There are now a number of well-established systemic inflammation-based prognostic indexes for patients with EC. In particular, the GPS has been well validated. Several previous studies have shown that GPS is associated with survival in various cancers, including ECs [8], [9], [10]. Our study showed that GPS was associated with tumor size, depth of invasion, and nodal metastasis. This observation is in line with data from Vashist et al. [8] but is contrary to the result of Kobayashi et al. [9], who suggested that GPS has no significant correlation with the above clinicopathologic factors.

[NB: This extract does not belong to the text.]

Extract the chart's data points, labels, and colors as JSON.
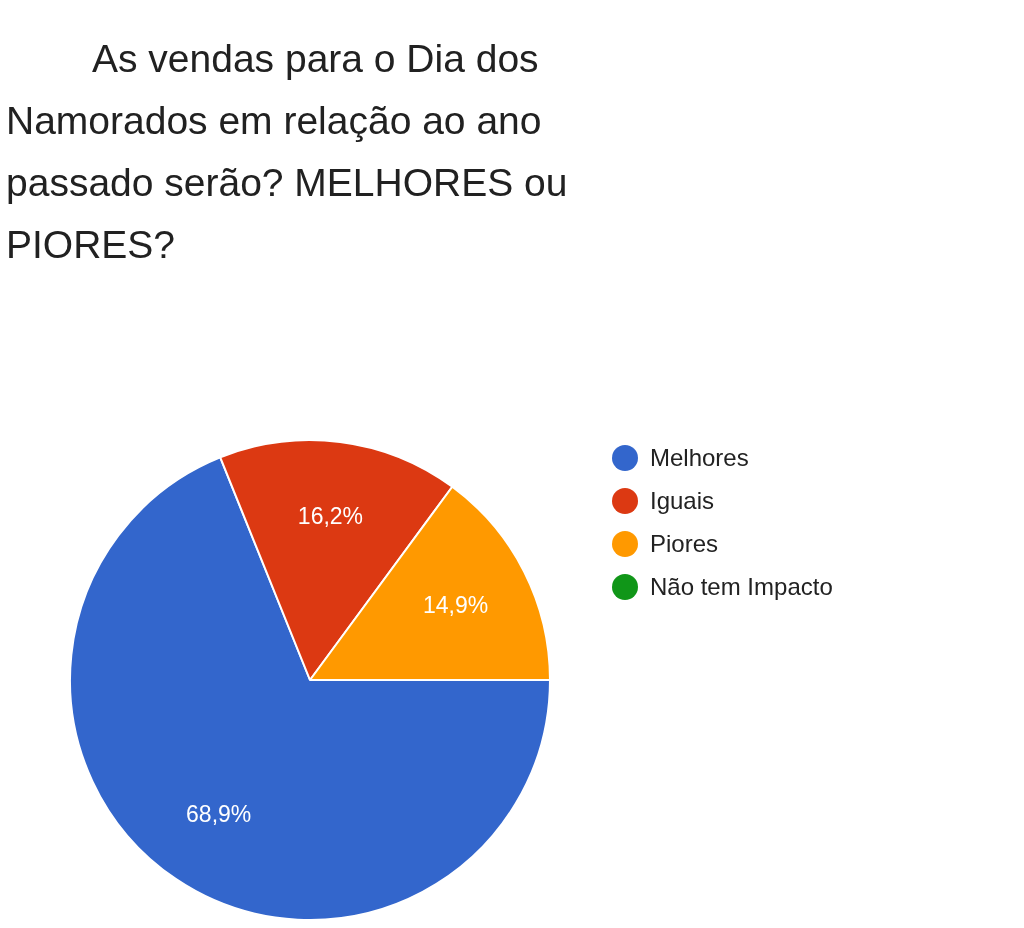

Moreover, our study demonstrated that COP-NLR is an independent predictive factor in patients with ESCC, and the result was consistent with previous studies [8], [9]. However, some of the previous reports using the GPS had several problems [17], [18], [19]. Therefore, the GPS may be considered insufficient for prognostication.

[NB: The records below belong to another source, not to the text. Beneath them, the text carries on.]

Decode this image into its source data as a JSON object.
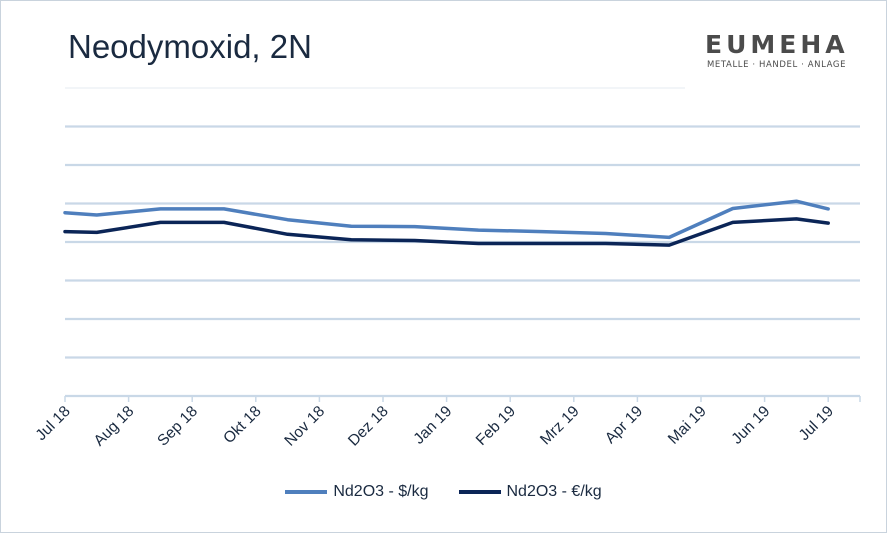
{
  "title": "Neodymoxid, 2N",
  "logo": {
    "name": "EUMEHA",
    "tagline": "METALLE · HANDEL · ANLAGE"
  },
  "colors": {
    "usd": "#4f7fbd",
    "eur": "#0b2557",
    "grid": "#c9d8e7"
  },
  "chart_data": {
    "type": "line",
    "categories": [
      "Jul 18",
      "Aug 18",
      "Sep 18",
      "Okt 18",
      "Nov 18",
      "Dez 18",
      "Jan 19",
      "Feb 19",
      "Mrz 19",
      "Apr 19",
      "Mai 19",
      "Jun 19",
      "Jul 19"
    ],
    "x": [
      0,
      0.5,
      1.5,
      2.5,
      3.5,
      4.5,
      5.5,
      6.5,
      7.5,
      8.5,
      9.5,
      10.5,
      11.5,
      12
    ],
    "series": [
      {
        "name": "Nd2O3 - $/kg",
        "color": "#4f7fbd",
        "values": [
          4.76,
          4.7,
          4.86,
          4.86,
          4.58,
          4.41,
          4.4,
          4.31,
          4.27,
          4.22,
          4.12,
          4.87,
          5.06,
          4.86
        ]
      },
      {
        "name": "Nd2O3 - €/kg",
        "color": "#0b2557",
        "values": [
          4.27,
          4.25,
          4.51,
          4.51,
          4.2,
          4.06,
          4.04,
          3.96,
          3.96,
          3.96,
          3.92,
          4.51,
          4.6,
          4.49
        ]
      }
    ],
    "ylim": [
      0,
      8
    ],
    "grid": true,
    "legend": "bottom"
  }
}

There is an increasing evidence that platelet count and NLR can be used for prognostication in patients with several types of cancer [11], [12]. Recently, Ishizuka et al. [13] showed that COP-NLR is considered to be a useful predictor of postoperative survival in patients with colorectal cancer. They showed that COP-NLR is easy to measure routinely because of its low cost and convenience [13]. Therefore, we conducted a study to determine whether COP-NLR is useful for predicting long-term survival in patients with ESCC. In our study, we demonstrated that COP-NLR (P = .003) was significantly associated with CSS. Moreover, our study showed a similar HR between COP-NLR and GPS. In addition, the AIC and BIC values were similar between COP-NLR and GPS, indicating that COP-NLR predicts survival in ESCC similar to GPS.

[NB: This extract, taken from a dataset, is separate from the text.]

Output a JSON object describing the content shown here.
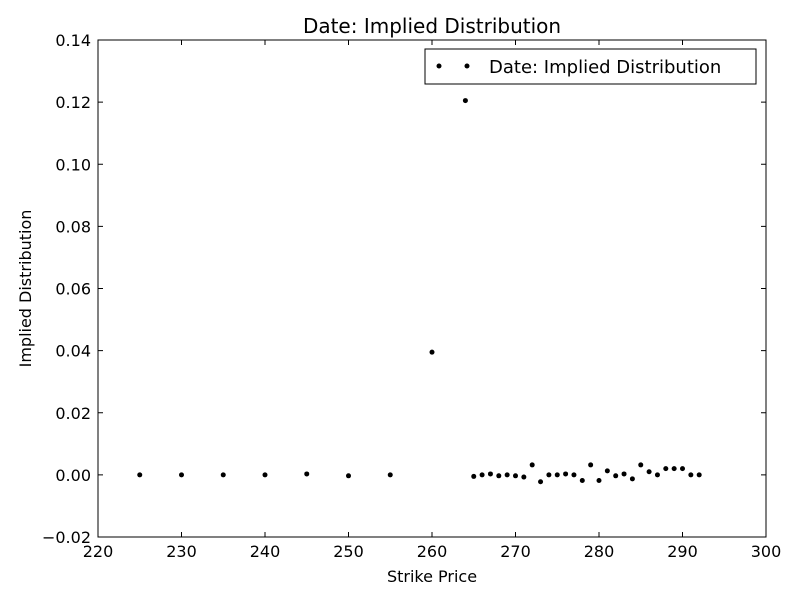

The potential limitations of the present study include the use of a retrospective analysis and the short duration of the mean follow-up duration. In addition, we excluded patients who had adjuvant chemotherapy and/or radiotherapy, which may have influenced our analysis. Furthermore, AIC and BIC values were not correct if follow-up differed between patients, and the results of the study should therefore be regarded with caution. Thus, larger prospective studies will need to be performed to confirm these preliminary results.

Conclusion

In summary, our study showed that both GPS and COP-NLR are associated with tumor progression and can be considered as independent markers in patients with ESCC. We conclude that COP-NLR predicts survival in ESCC similar to GPS. However, larger prospective studies will need to be performed to confirm these preliminary results.

Competing Interests

The authors declare that they have no competing interests.